Da qui la solidarietà con le lotte di emancipazione di tutti gli altri popoli del continente, una sorta di coordinamento che condiziona le politiche di molti governi, da Alan García a Chávez, entrambi annichilitori delle istanze di dignità umana, sociale e ambientale in nome di un progresso comunque basato sullo sfruttamento delle risorse, senza rispetto per gli uomini, gli animali e la flora che in quelle terre esistono da sempre. Emerge la solidale partecipazione dei lavoratori che hanno dato vita alle “empresas recuperadas”. Cenerentola se ne interessò già nel 2002, segnalandole come una delle esperienze più significative nel processo generale di affrancamento dal lavoro salariato e di sviluppo dei processi cooperativistici ed autogestionari. Esperienze nate dal disastro economico del 2001, il famoso default argentino. Dopo di esso quanti ne sono successi, fino ad arrivare alla Grecia? Senza dimenticare il Messico dei tequila bond? E quali tentativi le genti hanno intrapreso, per dare risposte economicamente convincenti ai disastri che, senza paura di ideologismi, possiamo annoverare a carico del sistema neoliberale e capitalista? Riusciremmo a vivere meglio con un altro sistema? Dico di sì, convinto, senza tema di apparire presuntuoso e velleitario.

In questo senso diverse esperienze sindacali stanno evidenziando la possibilità di autoorganizzazione del lavoro e delle lotte, come la FORA argentina, che ha dato vita a un criterio organizzativo intercategoriale nuovo (ma antico) come le sociedad de resistencia, presenti anche in diverse città del Cile.

Un insieme di problematiche e prospettive che pongono alla nostra attenzione la presa in considerazione di problemi fondamentali come, per esempio, quello della gestione dei beni comuni, argomento di approfondimenti startegici per il futuro. Da sottolineare il Nobel dato al libro di Elinor Ostrom “El gobierno de los bienes comunes”, titolo originale “Governing the Commons. The Evolution of Institutions for Collective Action” (Press Sindicate The University of Cambridge, 1990), un riconoscimento dell’importanza delle problematiche autogestionarie che dimostra l’interesse suscitato dalle pratiche collettive nella gestione del patrimonio sociale e naturale.

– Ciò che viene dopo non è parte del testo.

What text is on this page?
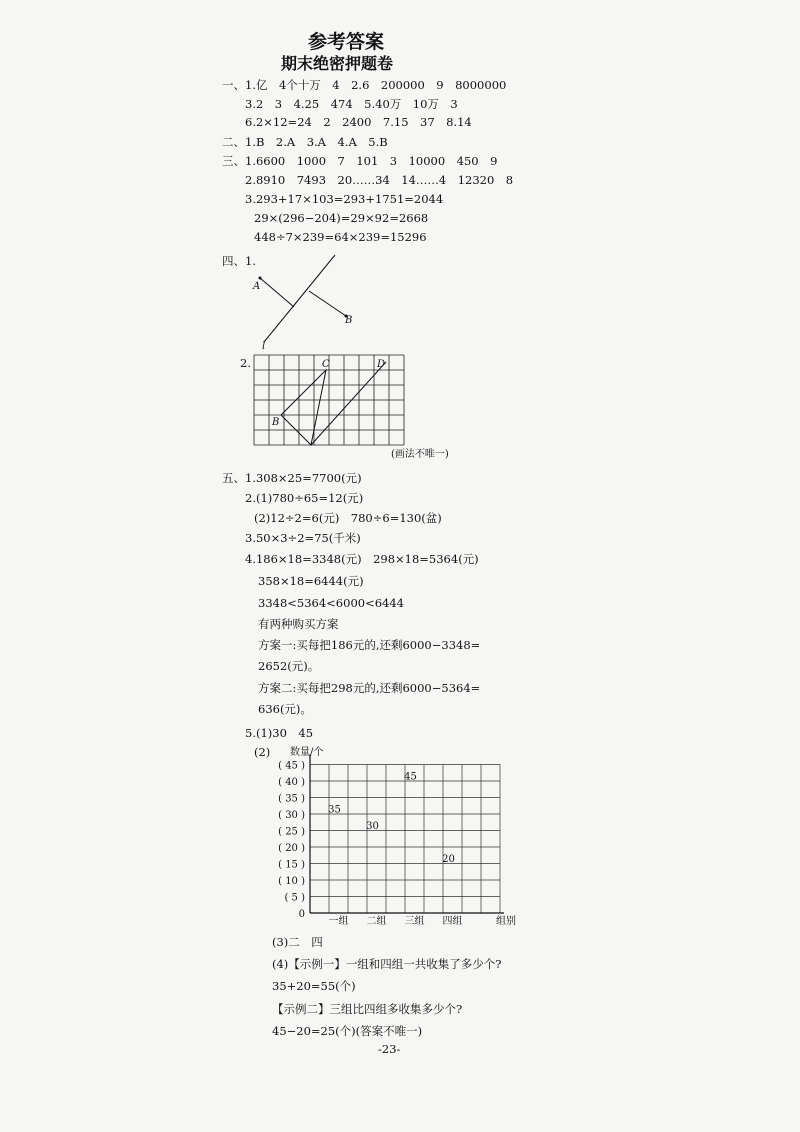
参考答案
期末绝密押题卷
一、1.亿　4个十万　4　2.6　200000　9　8000000
3.2　3　4.25　474　5.40万　10万　3
6.2×12=24　2　2400　7.15　37　8.14
二、1.B　2.A　3.A　4.A　5.B
三、1.6600　1000　7　101　3　10000　450　9
2.8910　7493　20……34　14……4　12320　8
3.293+17×103=293+1751=2044
29×(296−204)=29×92=2668
448÷7×239=64×239=15296
四、1.
A
B
l
2.
B
C	D
(画法不唯一)
五、1.308×25=7700(元)
2.(1)780÷65=12(元)
(2)12÷2=6(元)　780÷6=130(盆)
3.50×3÷2=75(千米)
4.186×18=3348(元)　298×18=5364(元)
358×18=6444(元)
3348<5364<6000<6444
有两种购买方案
方案一:买每把186元的,还剩6000−3348=
2652(元)。
方案二:买每把298元的,还剩6000−5364=
636(元)。
5.(1)30　45
(2) 数量/个
0
( 5 )
( 10 )
( 15 )
( 20 )
( 25 )
( 30 )
( 35 )
( 40 )
( 45 )
一组
35
二组
30
三组
45
四组
20
组别
(3)二　四
(4)【示例一】一组和四组一共收集了多少个?
35+20=55(个)
【示例二】三组比四组多收集多少个?
45−20=25(个)(答案不唯一)
-23-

Essendo l’idea di rivoluzione un’idea di socializzazione e redistribuzione equa delle risorse, il continente latino americano e i popoli che in esso vivono dovranno accordarsi su che tipo di futuro intendono costruire. Questa discussione mi sembra in corso almeno da quando da tre barconi sbarcarono “migranti illegali” che cominciarono a mettere a ferro e fuoco, oltre che evangelizzare, tutto ciò che incontrarono.

Dimenticavo.

Stuprarono, infettarono, rubarono e massacrarono, però non sono riusciti a farlo con lo spirito di libertà e dignità.